Они выходят во двор и видят стоящую молча толпу. Воины, крестьяне, охотники, дворня, мужчины и женщины, старики и молодежь, детишки — вся Бобровка. Смеркается, и в трех местах уже запалили факелы. Все взгляды тревожно устремлены на Любарта. Тот озадаченно оглянулся на племянника. Дмитрий шепнул:
— Хозяина объяви. Ждут — кто! Любарт кивнул и — толпе:
— Люди! Ваш хозяин покинул нас. Он ушел к праотцам, так распорядились боги. Это был замечательный человек, умный и справедливый. Могучий воин! Мудрый полководец! Сейчас мы отдадим ему последние почести по заслугам его. Но народу нельзя без правителя, дружине без воеводы, уделу без хозяина. — Любарт перевел дух и почувствовал тишину. Тишина стояла такая, что откуда-то издалека с улицы, из-за толпы до него донеслось, как звякнули стремена у соприкоснувшихся боками коней.
«Ждут. Да еще как ждут!» — Любарт возвысил голос:
— Первым помощником ушедшего воеводы был его внук, князь Дмитрий Кориатович. Он согласился управлять вами, пока...
Толпа взревела так громко и радостно, что Любарт умолк и распахнул глаза. И люди мгновенно поняли, что крик этот нехорош, неуместен, и умолкли мгновенно, вдруг, но «той» тишины уже не наступило. Напряжение спало, над толпой повис тихий шелест.
— ...пока отец или Великий князь Олгерд не призовут его на более важное место, для более важных дел.
— Важные дела и отсюда можно делать, — внятно проговорил кто-то в первых рядах.

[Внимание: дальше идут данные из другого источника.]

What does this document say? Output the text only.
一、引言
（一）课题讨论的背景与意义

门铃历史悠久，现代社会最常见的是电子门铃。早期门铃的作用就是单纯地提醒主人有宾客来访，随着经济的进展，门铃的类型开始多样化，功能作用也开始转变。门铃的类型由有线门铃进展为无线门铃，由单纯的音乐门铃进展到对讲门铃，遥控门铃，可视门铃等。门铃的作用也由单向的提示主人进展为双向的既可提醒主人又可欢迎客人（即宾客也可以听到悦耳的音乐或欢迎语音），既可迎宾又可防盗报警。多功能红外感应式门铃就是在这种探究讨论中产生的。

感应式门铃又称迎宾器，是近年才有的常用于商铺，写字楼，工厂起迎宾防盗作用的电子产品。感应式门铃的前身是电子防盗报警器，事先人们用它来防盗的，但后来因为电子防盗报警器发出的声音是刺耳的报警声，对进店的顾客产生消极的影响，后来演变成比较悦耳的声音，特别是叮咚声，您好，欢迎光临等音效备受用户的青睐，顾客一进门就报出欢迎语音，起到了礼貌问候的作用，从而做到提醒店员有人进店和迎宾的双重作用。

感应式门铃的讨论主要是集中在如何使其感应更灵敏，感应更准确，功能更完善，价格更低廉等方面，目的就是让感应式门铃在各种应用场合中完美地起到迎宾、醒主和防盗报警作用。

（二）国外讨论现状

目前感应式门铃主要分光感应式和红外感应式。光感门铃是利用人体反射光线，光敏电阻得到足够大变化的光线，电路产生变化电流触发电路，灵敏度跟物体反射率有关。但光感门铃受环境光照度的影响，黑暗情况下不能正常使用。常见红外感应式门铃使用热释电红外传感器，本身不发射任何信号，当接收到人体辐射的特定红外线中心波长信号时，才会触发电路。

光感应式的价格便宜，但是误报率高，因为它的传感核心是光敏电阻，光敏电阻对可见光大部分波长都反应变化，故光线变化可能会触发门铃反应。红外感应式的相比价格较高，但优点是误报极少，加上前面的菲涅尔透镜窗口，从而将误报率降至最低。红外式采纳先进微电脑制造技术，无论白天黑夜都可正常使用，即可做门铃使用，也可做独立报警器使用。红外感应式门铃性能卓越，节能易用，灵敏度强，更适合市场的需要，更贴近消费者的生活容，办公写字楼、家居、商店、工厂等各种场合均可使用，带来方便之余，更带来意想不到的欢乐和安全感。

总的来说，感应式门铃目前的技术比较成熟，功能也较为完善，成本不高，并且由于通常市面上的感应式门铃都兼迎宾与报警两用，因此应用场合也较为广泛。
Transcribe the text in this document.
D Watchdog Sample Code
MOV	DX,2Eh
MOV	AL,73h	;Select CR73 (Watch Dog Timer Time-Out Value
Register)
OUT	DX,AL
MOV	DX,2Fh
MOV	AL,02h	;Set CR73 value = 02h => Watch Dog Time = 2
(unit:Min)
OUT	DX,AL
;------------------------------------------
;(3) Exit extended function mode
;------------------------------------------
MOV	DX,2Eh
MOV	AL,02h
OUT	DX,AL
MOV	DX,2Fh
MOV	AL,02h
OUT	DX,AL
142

— Точно... да... верно!.. верно... — подхватили, загалдели вокруг.
— А теперь!.. — еще возвысил голос Любарт, — отдадим дань скорби храброму воину Борису по законам предков!
Верстах в пяти от Бобровки, в излучине Стохода, в густейшей чаще скрывался довольно высокий холм с крутыми склонами. На вершине его с незапамятных времен располагалось языческое капище — огороженное частоколом чистое место с жертвенным камнем в центре, с девятью огромными дубовыми столбами вокруг камня, потрескавшимися и потемневшими от времени (кто знает, сколько они тут стояли?), обтесанными топором достаточно искусно, чтобы не только угадывать в них какой-то образ, но и отличать друг от друга.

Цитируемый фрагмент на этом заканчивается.